Dehors, plusieurs employés criaient. Un policier m'a dit qu'il fallait que tout le monde s'éloigne parce que si le réservoir explose, on va tous y passer. J'ai mal à la gorge depuis ce temps-là à force d'avoir crié.

Une partie de l'usine ravagée par le feu.

Une partie de l'usine ravagée par le feu.

Photo : Radio-Canada / René Landry

Lise Landry mentionne que plusieurs travailleurs sont allés dans un champ non loin de l'usine.

Il y en a qui ont vomi, une autre qui a saigné du nez. Certains ont fait des crises d'asthme. On ne pensait pas que ça allait être gros comme ça [...]J'ai crié et j'ai braillé en masse.

Lise Landry

Des cris en guise d'alarme à incendie

Aucun de ces trois employés ne se souvient d'avoir entendu le son d'une alarme à incendie.

J'en ai peut-être entendu une dans la shop, mais je ne le sais pas, dit David Brideau. C'est arrivé tellement vite.

Stellina Dozois assure qu'elle n'a rien entendu, mais elle souligne qu'il y avait du bruit dans l'usine.

Lise Landry est quant à elle formelle : il n'y avait aucune sonnette d'alarme sur les murs qui pouvaient être mis en marche.

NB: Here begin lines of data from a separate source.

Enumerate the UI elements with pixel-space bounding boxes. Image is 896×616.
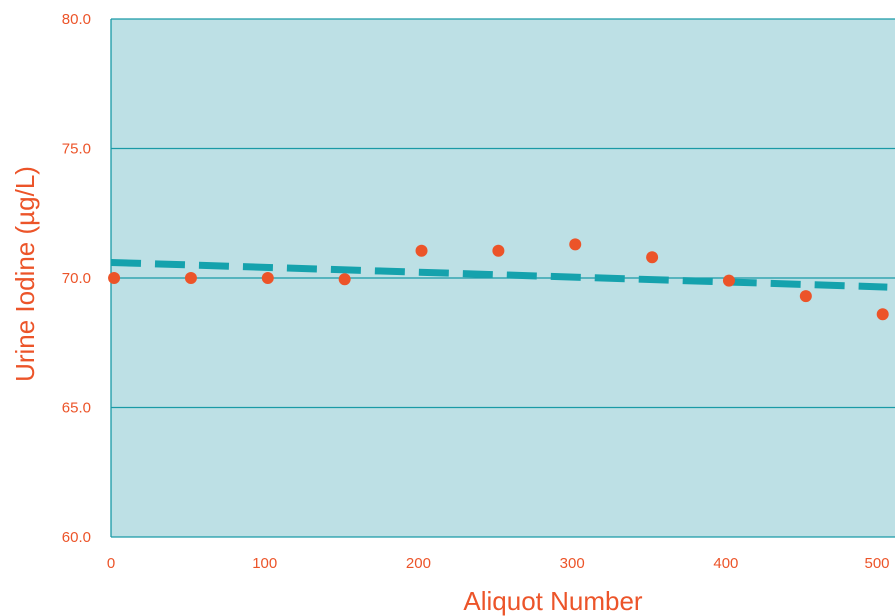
data-point (415, 244, 428, 257)
data-point (646, 251, 659, 264)
data-point (569, 238, 582, 251)
data-point (722, 274, 735, 287)
data-point (338, 273, 351, 286)
x-tick-label: 0 (107, 555, 115, 572)
data-point (799, 290, 812, 303)
x-tick-label: 300 (560, 555, 585, 572)
x-tick-label: 100 (252, 555, 277, 572)
x-tick-label: 200 (406, 555, 431, 572)
x-tick-label: 400 (713, 555, 738, 572)
data-point (876, 308, 889, 321)
x-tick-labels: 0 100 200 300 400 500 (107, 555, 890, 572)
y-tick-label: 65.0 (62, 400, 91, 417)
grid-lines (111, 18, 895, 409)
y-tick-labels: 60.0 65.0 70.0 75.0 80.0 (62, 11, 91, 546)
y-tick-label: 60.0 (62, 529, 91, 546)
y-tick-label: 80.0 (62, 11, 91, 28)
y-tick-label: 70.0 (62, 270, 91, 287)
data-point (492, 244, 505, 257)
data-point (184, 272, 197, 284)
data-point (261, 272, 274, 284)
x-axis-title: Aliquot Number (463, 586, 643, 616)
data-points (108, 238, 889, 321)
x-tick-label: 500 (864, 555, 889, 572)
y-axis-title: Urine Iodine (µg/L) (10, 166, 40, 382)
data-point (108, 272, 121, 284)
y-tick-label: 75.0 (62, 141, 91, 158)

Les trois affirment qu'ils ont crié à s'en faire mal à la gorge. Leurs cris ont été, en quelque sorte, le système d'alarme.

La vie après le feu

Stellina Dozois fait une pause chez elle à Bois-Blanc. Je vais prendre un break des usines pour un certain temps, laisse-t-elle tomber en soupirant.

David Brideau passe du temps avec ses enfants à la maison, à Tilley Road. Lui aussi reprend son souffle. Il va bientôt reprendre son autre travail saisonnier dans l'industrie des bleuets.

Il n'y a pas de mots pour décrire ce qu'on a perdu. C'était comme une famille. On se connaissait tous et on travaillait bien ensemble. Là, on est tous séparés.

David Brideau

Quant à Lise Landry, de Brantville, comme la plupart des ex-travailleurs des Pêcheries de Chez-Nous de Val-Comeau, elle s'est trouvé un nouveau travail, cette fois-ci dans une usine de transformation de crabe. Elle affirme qu'elle a du mal à dormir, qu'elle se réveille la nuit avec des images du feu dans la tête.